Acho que se tivesse prêmio de garota mais idiota e iludida do mundo, eu com certeza ganharia. Eu acreditei que aquela noite seria mais uma noite perfeita. Acreditei que ele iria cuidar de mim, que fosse fazer daquilo único e inesquecível, como se fosse a primeira vez. Bom, de certa forma foi único e inesquecível. Pedro estava com cheiro de vodka, mas ele ainda estava são. Ele me olhava parecendo um urso que não se alimentava por um bom tempo. Ao contrário do que imaginei, ele foi um estúpido. Aquele cara que estava segurando minhas pernas com tamanha força que estava machucando, não era pelo qual eu tinha me apaixonado. Pedi para ele parar, mas ele não me ouviu. Continou a me beijar (forçando cada vez mais), seu corpo sobre o meu não me permitia fazer nada já que suas mãos que antes apertavam minhas pernas, estavam segurando meus braços para cima da minha cabeça. Ele não parava, eu gritei, chorei, esperniei. Não era para ser daquele jeito... mas nada adiantou. Depois de rasgar minhas roupas me deixando nua, ele parou e me olhou com um sorriso do tipo "não adianta, estamos sozinhos e hoje você vai ser minha". E assim foi. Aliás, o que poderia fazer? Já tinha gritado tudo o que conseguia, chorado tudo o que meu corpo permitiu.

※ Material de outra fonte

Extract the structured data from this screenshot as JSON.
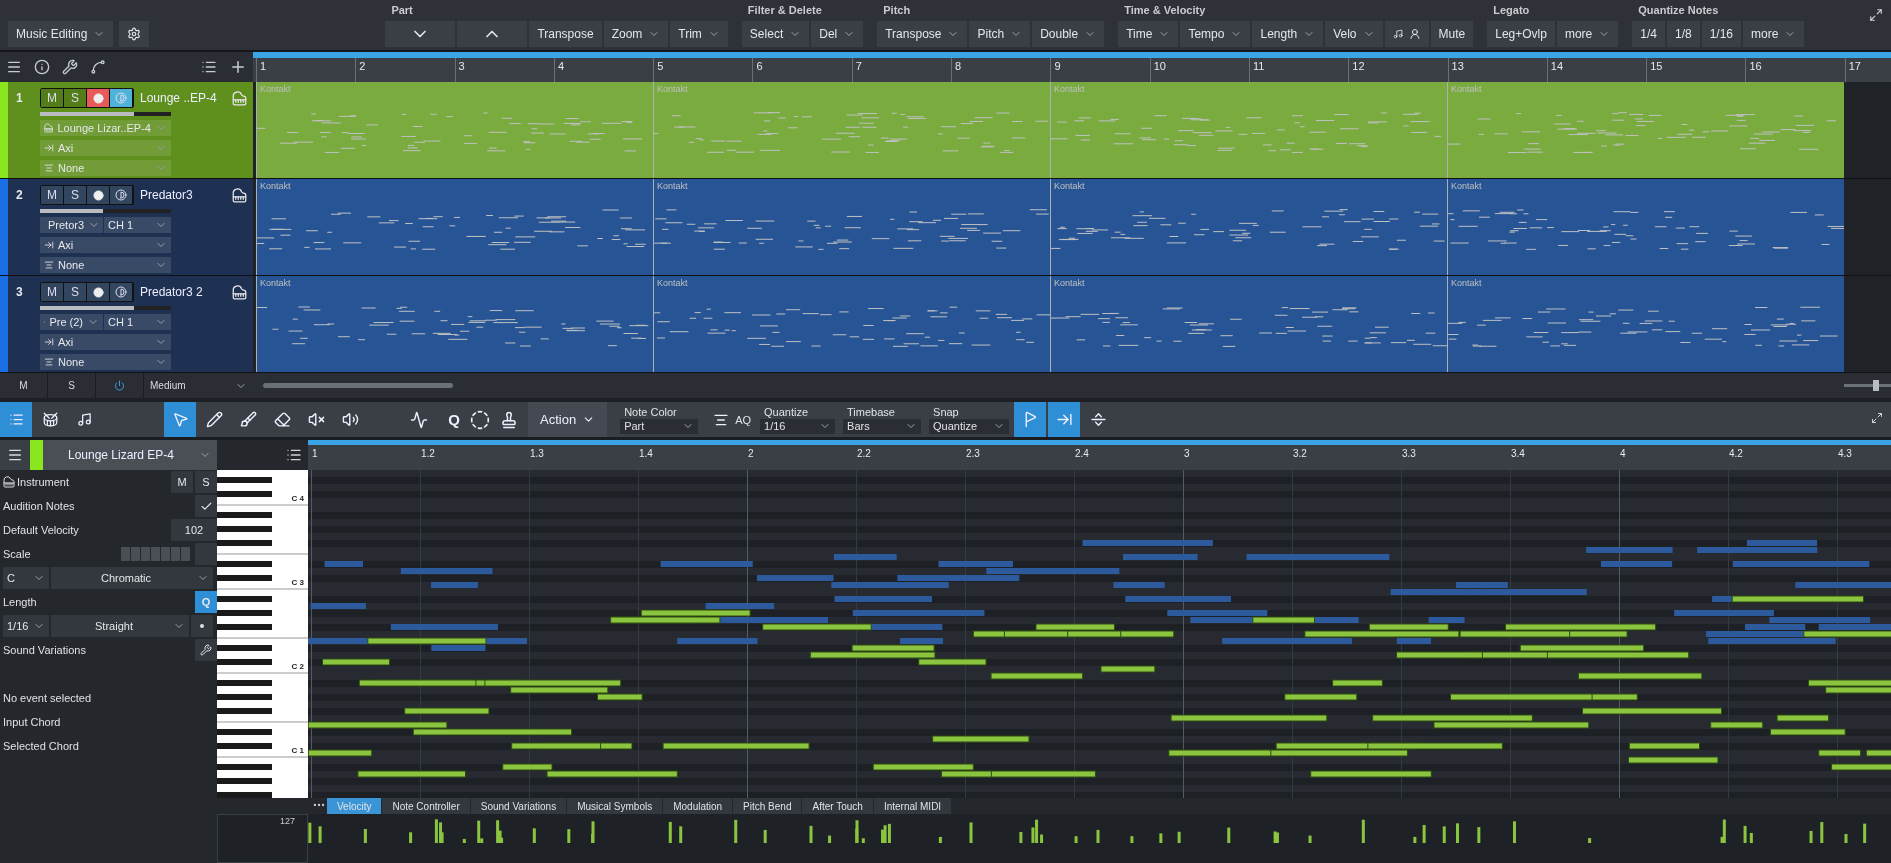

Na hora que ele me penetrou, a sensação de enjôo tomou conta de mim. Sério, foi horrível. Doía demais, não ele me penetrando e sim meu coração. Depois dele me mandar cala boca, me chamando de mimada e acredite, até de vagabunda de quinta, eu parei de lutar. Parei de protestar, de chorar, de tentar fazer alguma coisa. Eu parecia uma boneca naquela cama, sendo conduzida por um psicopata. Só tive alguma reação quando depois que ele terminou de fazer tudo o que queria com meu corpo, ele foi tomar um banho. Juntei minhas coisas e saí dali. Não lembro onde fui, nem quem me encontrou, só lembro de estar acordada em casa. E o pior de tudo é que no fim, ele só esteve comigo por uma aposta.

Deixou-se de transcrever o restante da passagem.